Era fim de tarde, eu realmente não queria falar sobre o que eu havia feito a poucos dias antes, acho que uma temporada em um quarto branco já tinha sido mais do que o suficiente pra eu cair na real de que se eu tivesse que fazer algo, teria que fazer direito. Sophia estava ao meu lado naquela tarde, ela não parecia nada bem, era como se tivesse passado noites sem dormir e seus olhos demonstravam que ela havia chorado por algum tempo. Era inevitável fugir do assunto, mas eu queria poder fazê-lo, não estava bem pra falar sobre nada naquele momento, eu sinceramente só queria poder ficar ali imóvel e em um estado de inércia observando o fim do dia chegar, mas Sophia não merecia nada daquilo e eu sentia dentro de mim que ela precisava de algumas respostas sobre o que esperar do futuro.
Foi quando eu decidi quebrar o silencio e falar alguma coisa.
-Acho que vamos ter um pôr-do-sol realmente interessante hoje. Não acha?
Disse em um tom suave e delicado, com um tom humorado e pratico.

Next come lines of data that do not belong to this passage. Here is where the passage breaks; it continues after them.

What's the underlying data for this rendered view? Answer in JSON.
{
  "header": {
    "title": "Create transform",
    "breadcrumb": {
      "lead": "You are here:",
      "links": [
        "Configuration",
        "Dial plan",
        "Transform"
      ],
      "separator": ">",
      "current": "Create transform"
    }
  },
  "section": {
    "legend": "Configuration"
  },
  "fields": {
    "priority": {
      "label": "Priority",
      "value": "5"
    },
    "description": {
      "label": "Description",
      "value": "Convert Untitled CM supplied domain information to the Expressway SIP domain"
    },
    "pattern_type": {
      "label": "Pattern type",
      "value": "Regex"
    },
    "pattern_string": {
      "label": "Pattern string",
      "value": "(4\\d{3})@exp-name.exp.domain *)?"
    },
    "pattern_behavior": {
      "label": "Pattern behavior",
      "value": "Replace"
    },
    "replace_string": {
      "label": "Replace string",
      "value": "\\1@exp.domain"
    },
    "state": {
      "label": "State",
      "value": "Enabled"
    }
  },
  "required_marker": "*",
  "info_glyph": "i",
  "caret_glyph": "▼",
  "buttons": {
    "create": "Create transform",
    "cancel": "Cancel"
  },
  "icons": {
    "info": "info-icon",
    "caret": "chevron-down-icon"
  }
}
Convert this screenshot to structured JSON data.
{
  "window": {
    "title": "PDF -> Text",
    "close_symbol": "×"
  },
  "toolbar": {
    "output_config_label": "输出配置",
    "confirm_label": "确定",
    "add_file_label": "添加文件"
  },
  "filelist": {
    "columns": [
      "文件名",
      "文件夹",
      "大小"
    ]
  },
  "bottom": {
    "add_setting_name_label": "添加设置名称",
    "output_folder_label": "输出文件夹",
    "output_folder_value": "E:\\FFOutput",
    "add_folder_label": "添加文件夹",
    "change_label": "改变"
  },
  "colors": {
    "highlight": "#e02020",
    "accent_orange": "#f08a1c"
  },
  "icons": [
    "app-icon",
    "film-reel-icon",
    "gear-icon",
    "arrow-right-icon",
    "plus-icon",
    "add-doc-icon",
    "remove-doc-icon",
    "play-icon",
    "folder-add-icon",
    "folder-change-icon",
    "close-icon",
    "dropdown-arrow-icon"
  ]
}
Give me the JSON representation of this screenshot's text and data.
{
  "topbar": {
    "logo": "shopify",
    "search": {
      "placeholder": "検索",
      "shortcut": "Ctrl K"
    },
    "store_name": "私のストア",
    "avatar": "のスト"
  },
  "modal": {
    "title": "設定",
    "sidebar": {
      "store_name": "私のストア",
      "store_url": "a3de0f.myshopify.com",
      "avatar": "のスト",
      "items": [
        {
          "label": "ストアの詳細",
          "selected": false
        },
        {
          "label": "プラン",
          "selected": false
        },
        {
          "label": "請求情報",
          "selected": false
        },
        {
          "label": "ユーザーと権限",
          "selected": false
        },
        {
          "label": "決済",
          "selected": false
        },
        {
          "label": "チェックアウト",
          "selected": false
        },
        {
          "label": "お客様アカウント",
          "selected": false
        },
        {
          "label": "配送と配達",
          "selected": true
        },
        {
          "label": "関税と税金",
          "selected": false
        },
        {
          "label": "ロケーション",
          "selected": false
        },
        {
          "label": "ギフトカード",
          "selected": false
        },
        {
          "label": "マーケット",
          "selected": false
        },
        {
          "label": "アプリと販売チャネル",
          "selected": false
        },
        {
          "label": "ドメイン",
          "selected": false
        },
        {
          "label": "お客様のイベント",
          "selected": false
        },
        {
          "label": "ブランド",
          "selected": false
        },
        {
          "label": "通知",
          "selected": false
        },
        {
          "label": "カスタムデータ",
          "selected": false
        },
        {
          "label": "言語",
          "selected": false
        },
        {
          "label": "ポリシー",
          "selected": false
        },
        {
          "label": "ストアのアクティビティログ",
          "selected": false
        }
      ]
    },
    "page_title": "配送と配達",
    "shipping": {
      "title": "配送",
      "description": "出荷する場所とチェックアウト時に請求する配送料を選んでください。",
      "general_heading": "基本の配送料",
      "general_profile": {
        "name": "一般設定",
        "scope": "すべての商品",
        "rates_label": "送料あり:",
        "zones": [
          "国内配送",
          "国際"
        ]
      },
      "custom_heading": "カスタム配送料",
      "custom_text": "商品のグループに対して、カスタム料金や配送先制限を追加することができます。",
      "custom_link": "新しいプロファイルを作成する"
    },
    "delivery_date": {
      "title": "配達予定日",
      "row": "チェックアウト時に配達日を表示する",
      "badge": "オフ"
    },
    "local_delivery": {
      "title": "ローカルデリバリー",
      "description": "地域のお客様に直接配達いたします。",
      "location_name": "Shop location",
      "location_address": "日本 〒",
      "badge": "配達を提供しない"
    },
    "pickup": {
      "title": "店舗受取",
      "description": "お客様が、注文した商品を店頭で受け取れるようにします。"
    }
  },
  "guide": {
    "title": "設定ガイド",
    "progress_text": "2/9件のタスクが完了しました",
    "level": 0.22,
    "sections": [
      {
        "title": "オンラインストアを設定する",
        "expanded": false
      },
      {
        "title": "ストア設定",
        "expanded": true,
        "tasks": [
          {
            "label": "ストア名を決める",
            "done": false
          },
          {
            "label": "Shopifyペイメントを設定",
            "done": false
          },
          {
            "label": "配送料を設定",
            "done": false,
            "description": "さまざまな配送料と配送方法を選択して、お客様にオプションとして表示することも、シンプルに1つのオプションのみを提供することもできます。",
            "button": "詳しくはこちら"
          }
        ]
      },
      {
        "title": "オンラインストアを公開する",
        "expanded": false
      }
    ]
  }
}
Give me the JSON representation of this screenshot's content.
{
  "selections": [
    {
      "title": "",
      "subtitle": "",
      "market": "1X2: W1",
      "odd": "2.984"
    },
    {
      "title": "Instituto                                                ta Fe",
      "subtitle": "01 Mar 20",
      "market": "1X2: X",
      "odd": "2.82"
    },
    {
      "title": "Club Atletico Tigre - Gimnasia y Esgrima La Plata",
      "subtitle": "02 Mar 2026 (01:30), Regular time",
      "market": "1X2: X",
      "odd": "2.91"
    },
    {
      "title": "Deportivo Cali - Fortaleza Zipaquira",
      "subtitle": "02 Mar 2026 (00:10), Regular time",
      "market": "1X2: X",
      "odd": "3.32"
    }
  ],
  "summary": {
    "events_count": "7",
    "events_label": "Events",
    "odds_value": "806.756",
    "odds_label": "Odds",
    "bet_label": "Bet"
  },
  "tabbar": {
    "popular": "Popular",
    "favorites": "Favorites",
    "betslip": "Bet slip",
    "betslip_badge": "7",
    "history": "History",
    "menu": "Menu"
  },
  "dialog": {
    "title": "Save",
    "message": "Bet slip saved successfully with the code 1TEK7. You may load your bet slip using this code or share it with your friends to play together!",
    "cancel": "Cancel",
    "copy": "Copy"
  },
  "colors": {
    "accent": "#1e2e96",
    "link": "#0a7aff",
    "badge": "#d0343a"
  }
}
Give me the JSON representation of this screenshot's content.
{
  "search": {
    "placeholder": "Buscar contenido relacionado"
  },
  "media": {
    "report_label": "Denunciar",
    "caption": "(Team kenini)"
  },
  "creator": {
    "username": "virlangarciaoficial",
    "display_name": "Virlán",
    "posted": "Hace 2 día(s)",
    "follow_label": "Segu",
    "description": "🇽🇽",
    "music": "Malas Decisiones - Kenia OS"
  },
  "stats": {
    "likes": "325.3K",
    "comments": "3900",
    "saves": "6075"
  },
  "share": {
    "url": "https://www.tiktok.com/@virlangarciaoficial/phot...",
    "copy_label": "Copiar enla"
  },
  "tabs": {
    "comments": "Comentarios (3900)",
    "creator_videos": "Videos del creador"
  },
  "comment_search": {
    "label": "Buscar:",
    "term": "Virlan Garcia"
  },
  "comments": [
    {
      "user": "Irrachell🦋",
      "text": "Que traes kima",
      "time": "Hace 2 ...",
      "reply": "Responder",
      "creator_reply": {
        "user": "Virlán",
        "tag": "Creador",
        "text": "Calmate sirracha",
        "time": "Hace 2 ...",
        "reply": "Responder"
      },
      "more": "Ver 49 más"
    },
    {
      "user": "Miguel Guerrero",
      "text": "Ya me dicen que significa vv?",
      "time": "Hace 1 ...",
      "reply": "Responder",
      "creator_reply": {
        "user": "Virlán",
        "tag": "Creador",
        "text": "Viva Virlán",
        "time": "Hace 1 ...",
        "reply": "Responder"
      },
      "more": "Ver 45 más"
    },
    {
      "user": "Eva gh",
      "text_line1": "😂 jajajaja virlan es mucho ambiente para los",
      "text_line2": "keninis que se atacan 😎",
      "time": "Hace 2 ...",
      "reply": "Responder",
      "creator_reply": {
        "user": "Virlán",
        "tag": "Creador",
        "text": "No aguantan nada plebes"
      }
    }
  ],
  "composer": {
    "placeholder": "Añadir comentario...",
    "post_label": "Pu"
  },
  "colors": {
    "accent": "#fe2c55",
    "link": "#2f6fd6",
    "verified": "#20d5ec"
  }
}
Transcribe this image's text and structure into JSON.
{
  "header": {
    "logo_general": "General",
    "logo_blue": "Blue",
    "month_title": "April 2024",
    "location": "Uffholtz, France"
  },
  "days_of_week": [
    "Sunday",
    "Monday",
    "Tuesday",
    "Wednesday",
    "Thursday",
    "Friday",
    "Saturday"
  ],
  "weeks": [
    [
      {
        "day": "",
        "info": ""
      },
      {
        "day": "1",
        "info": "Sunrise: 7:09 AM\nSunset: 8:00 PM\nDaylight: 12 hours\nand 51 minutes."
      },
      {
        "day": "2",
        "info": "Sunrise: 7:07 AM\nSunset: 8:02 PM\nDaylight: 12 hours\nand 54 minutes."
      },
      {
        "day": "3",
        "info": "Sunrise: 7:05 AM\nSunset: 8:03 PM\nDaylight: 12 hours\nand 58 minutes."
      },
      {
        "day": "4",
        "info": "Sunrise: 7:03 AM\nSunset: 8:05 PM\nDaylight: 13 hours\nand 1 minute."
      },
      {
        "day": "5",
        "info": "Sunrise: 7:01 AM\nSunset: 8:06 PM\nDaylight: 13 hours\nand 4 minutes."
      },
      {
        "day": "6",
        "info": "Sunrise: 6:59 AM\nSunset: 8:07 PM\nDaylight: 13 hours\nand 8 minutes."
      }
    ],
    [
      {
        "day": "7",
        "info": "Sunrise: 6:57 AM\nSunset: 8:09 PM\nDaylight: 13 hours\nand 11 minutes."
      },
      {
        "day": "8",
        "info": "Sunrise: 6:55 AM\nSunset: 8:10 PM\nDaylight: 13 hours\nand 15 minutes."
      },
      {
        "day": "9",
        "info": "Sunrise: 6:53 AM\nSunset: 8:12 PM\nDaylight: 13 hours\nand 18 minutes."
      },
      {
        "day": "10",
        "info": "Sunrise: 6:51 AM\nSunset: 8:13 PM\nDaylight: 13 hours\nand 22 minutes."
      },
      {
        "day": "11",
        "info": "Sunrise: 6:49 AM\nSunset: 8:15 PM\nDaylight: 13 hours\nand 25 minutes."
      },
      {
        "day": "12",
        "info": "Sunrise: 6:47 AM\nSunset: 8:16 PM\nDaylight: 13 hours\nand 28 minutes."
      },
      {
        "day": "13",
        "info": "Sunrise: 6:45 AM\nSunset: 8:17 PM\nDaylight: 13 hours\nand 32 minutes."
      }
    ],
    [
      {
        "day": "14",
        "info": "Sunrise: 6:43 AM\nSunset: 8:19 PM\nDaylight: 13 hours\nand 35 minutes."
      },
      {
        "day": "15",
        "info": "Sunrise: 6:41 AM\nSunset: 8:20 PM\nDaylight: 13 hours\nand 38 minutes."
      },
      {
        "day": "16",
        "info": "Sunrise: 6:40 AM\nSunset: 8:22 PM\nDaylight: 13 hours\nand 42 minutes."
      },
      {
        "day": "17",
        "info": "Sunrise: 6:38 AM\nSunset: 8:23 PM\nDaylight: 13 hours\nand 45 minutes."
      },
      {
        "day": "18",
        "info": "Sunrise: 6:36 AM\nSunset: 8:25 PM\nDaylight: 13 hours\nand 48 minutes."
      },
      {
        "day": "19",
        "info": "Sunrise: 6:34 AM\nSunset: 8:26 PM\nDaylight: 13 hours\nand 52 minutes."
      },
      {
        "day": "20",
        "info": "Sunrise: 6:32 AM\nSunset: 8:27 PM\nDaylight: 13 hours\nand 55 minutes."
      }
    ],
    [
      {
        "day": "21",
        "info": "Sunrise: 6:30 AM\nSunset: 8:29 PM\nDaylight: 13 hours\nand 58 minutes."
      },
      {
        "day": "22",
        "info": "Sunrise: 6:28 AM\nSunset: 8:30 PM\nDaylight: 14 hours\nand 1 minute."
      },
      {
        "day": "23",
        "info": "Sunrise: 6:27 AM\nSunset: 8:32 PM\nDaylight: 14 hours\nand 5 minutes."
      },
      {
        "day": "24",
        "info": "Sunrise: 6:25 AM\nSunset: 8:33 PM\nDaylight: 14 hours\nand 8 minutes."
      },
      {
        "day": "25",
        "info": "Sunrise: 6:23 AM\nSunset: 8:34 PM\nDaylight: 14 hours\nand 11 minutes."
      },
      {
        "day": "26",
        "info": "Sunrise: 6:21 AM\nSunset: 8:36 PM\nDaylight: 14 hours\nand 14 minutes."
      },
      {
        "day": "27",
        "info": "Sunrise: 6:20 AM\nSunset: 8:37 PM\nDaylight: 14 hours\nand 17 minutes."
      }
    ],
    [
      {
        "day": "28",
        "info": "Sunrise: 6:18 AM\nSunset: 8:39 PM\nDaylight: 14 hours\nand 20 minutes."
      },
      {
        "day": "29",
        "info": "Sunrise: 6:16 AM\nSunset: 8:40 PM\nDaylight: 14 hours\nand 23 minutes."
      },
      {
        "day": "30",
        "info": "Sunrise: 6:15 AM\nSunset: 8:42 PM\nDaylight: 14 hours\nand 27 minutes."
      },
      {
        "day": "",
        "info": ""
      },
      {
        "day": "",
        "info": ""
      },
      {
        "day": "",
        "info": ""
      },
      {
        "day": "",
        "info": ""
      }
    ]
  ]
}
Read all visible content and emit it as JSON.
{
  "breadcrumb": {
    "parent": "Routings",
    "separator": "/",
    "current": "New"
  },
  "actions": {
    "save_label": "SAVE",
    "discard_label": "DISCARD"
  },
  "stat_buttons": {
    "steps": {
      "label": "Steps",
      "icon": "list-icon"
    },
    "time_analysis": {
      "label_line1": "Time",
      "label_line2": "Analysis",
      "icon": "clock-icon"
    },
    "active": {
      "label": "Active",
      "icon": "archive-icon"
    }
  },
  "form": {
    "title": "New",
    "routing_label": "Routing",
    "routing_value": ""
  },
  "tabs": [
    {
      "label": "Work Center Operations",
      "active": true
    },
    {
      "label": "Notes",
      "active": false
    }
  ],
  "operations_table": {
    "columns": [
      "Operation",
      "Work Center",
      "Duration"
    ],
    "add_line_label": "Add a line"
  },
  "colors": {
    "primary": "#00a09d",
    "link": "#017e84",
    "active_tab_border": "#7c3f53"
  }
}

-Não me venha falar sobre o tempo, se é que ainda temos tempo. Você é tão confuso e complicado Erick, a gente nunca sabe o que esperar de você. Às vezes quando tudo parece bem, você vai e mostra que ninguém nunca ira te conhecer de verdade. Isso machuca todos ao seu redor, é a atitude mais egoísta que um ser humano pode ter, é a decisão mais covarde que alguém pode tomar.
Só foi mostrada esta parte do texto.